Кругом засмеялись. Чибисов сказал: «Ну, это иное дело!» — и снова уткнулся в газету, читая вполголоса. Пощалыгин проверещал следующий куплет:
Гитлерюга, не рычи,
На нас зубы не точи.
Наша армия сильна,
Поколотит вас она.
Никто не заметил, как подошли и остановились поблизости замполит Караханов и обтянутый, словно спеленутый, ремнями майор в роговых очках. Майор сказал:
— Агитаторов, товарищ Караханов, следует подбирать повседневно. Искать их и находить! Вот взгляните: ефрейтор читает газету. Почти вслух. Но ему мешают…
Караханов не успел раскрыть рта, как майор шагнул к Пощалыгину:
— Товарищ боец!
Тот, оборвав частушку на полуслове, лениво приподнялся.
— Садитесь, садитесь.
Пощалыгин так же лениво опустился на пень, надел пилотку и воззрился на офицеров. Майор поправил очки:
— Товарищ боец, вот вы исполняли частушки… Это что же, собственного сочинения?
— Зачем? Я не сочинитель. Подцепил в Сычевке, девчата пели.
— А, значит, фольклор. Ну-с, это, разумеется, недурно. Но вы несколько мешаете… Вот ефрейтору… Товарищ ефрейтор, как ваша фамилия? Чибисов? Я агитатор полка майор Копейчук. Вы не могли бы почитать газету вслух?
— Могу, товарищ майор! — отчеканил Чибисов.
Он встал в центре группы и, слегка волнуясь, прочел:
— «От Советского информбюро. Из вечернего сообщения двадцать шестого апреля…»
Читал он зычно — на шее вздулась жила, — с выражением, четко отделяя слова. Солдаты, оставив свои дела, повернулись к нему. Даже Пощалыгин прислушался.
После оперативной сводки Чибисов прочитал зарубежные сообщения: в Югославии партизаны вели бои, во Франции расстреляны заложники, англичане отогнали немецкую авиацию, пытавшуюся бомбить побережье, президент Рузвельт выступил с речью.
— Вот вам и взводный агитатор, товарищ Караханов, — сказал майор и поправил очки.
— Да еще недостаточно людей знаем, — заговорил замполит, жестикулируя. — Только что сформировались.
— Оперативней следует, оперативней!
Вернулся комбат. Возле него собрались офицеры батальона.

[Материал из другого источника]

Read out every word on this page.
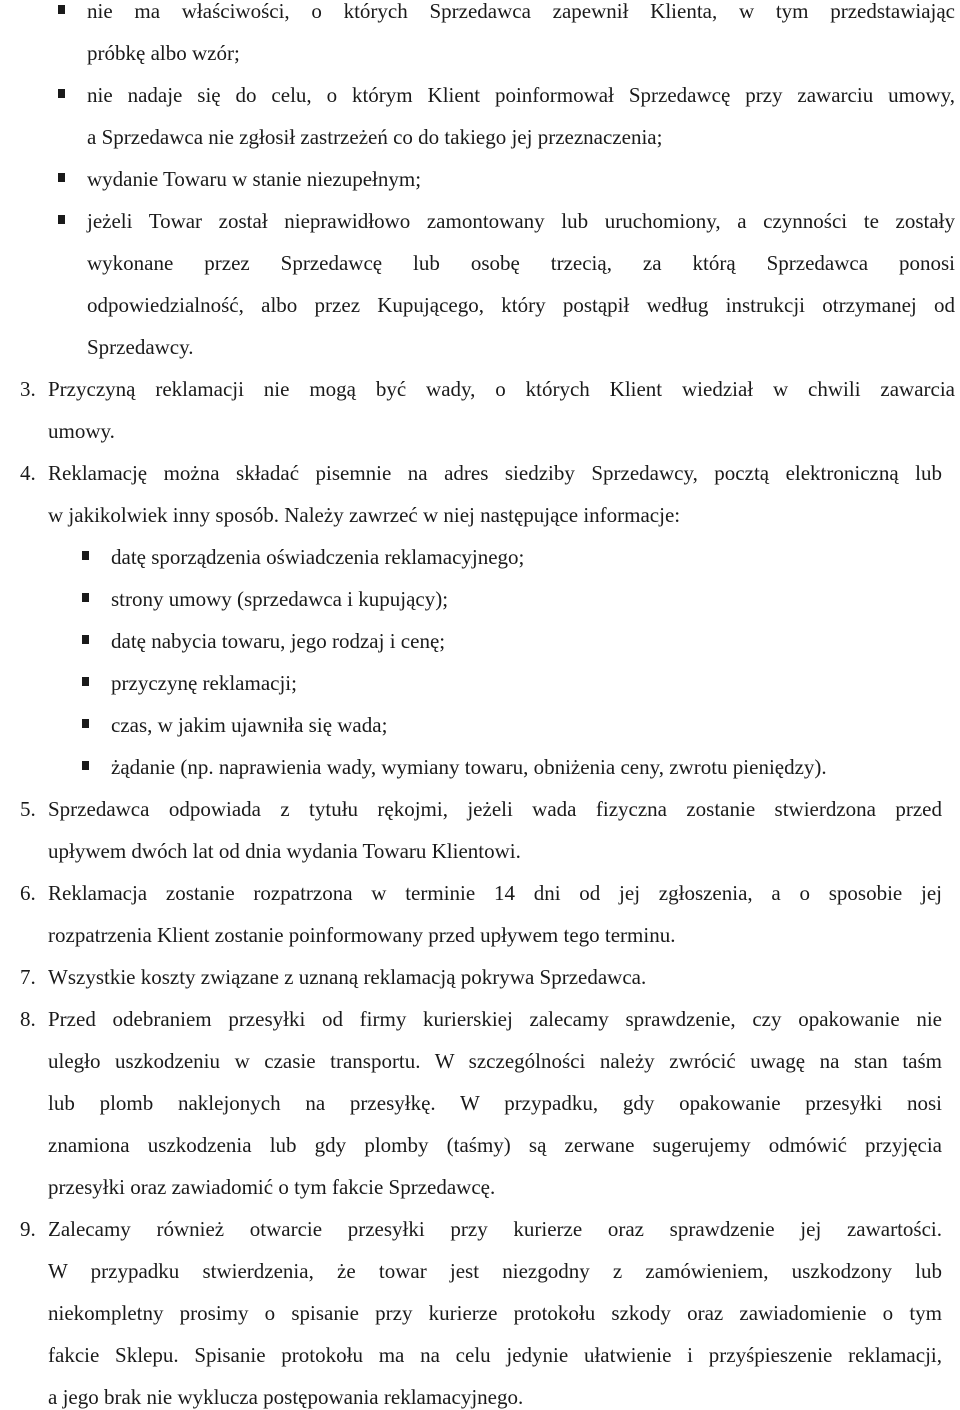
nie ma właściwości, o których Sprzedawca zapewnił Klienta, w tym przedstawiając
próbkę albo wzór;
nie nadaje się do celu, o którym Klient poinformował Sprzedawcę przy zawarciu umowy,
a Sprzedawca nie zgłosił zastrzeżeń co do takiego jej przeznaczenia;
wydanie Towaru w stanie niezupełnym;
jeżeli Towar został nieprawidłowo zamontowany lub uruchomiony, a czynności te zostały
wykonane przez Sprzedawcę lub osobę trzecią, za którą Sprzedawca ponosi
odpowiedzialność, albo przez Kupującego, który postąpił według instrukcji otrzymanej od
Sprzedawcy.
3. Przyczyną reklamacji nie mogą być wady, o których Klient wiedział w chwili zawarcia
umowy.
4. Reklamację można składać pisemnie na adres siedziby Sprzedawcy, pocztą elektroniczną lub
w jakikolwiek inny sposób. Należy zawrzeć w niej następujące informacje:
datę sporządzenia oświadczenia reklamacyjnego;
strony umowy (sprzedawca i kupujący);
datę nabycia towaru, jego rodzaj i cenę;
przyczynę reklamacji;
czas, w jakim ujawniła się wada;
żądanie (np. naprawienia wady, wymiany towaru, obniżenia ceny, zwrotu pieniędzy).
5. Sprzedawca odpowiada z tytułu rękojmi, jeżeli wada fizyczna zostanie stwierdzona przed
upływem dwóch lat od dnia wydania Towaru Klientowi.
6. Reklamacja zostanie rozpatrzona w terminie 14 dni od jej zgłoszenia, a o sposobie jej
rozpatrzenia Klient zostanie poinformowany przed upływem tego terminu.
7. Wszystkie koszty związane z uznaną reklamacją pokrywa Sprzedawca.
8. Przed odebraniem przesyłki od firmy kurierskiej zalecamy sprawdzenie, czy opakowanie nie
uległo uszkodzeniu w czasie transportu. W szczególności należy zwrócić uwagę na stan taśm
lub plomb naklejonych na przesyłkę. W przypadku, gdy opakowanie przesyłki nosi
znamiona uszkodzenia lub gdy plomby (taśmy) są zerwane sugerujemy odmówić przyjęcia
przesyłki oraz zawiadomić o tym fakcie Sprzedawcę.
9. Zalecamy również otwarcie przesyłki przy kurierze oraz sprawdzenie jej zawartości.
W przypadku stwierdzenia, że towar jest niezgodny z zamówieniem, uszkodzony lub
niekompletny prosimy o spisanie przy kurierze protokołu szkody oraz zawiadomienie o tym
fakcie Sklepu. Spisanie protokołu ma na celu jedynie ułatwienie i przyśpieszenie reklamacji,
a jego brak nie wyklucza postępowania reklamacyjnego.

Не слезая с лошади, капитан что-то кратко сказал. Офицеры откозыряли и побежали к своим подразделениям.
— Становись! — скомандовал Чередований. Пощалыгин выругался матом — тихо, но внятно. «Опять марш… Сколько же можно?» — подумал Сергей, поднимаясь с земли.
Караханов улыбнулся. Говорил он по-русски нечисто, с акцентом:
— Ничего, товарищи! Идти немного. Действительно, прошли каких-нибудь пятьсот метров, повернули на боковую просеку, и Чередовский поднял руку:
— Стой!
Подъехала полевая кухня. Солдаты оживились, развязывали мешки, доставали котелки и ложки. Пощалыгин, бормоча: «Давай, давай, а то шанцевый инструмент заржавел», первым подскочил к кухне. К нему, бренча котелками, подстраивалась очередь. Старшина роты Гукасян, жгучий брюнет, в наглаженной гимнастерке и хромовых сапожках, следил за порядком. Повар в белоснежном фартуке, вместо пилотки — колпак, открыл крышку и взмахнул половником.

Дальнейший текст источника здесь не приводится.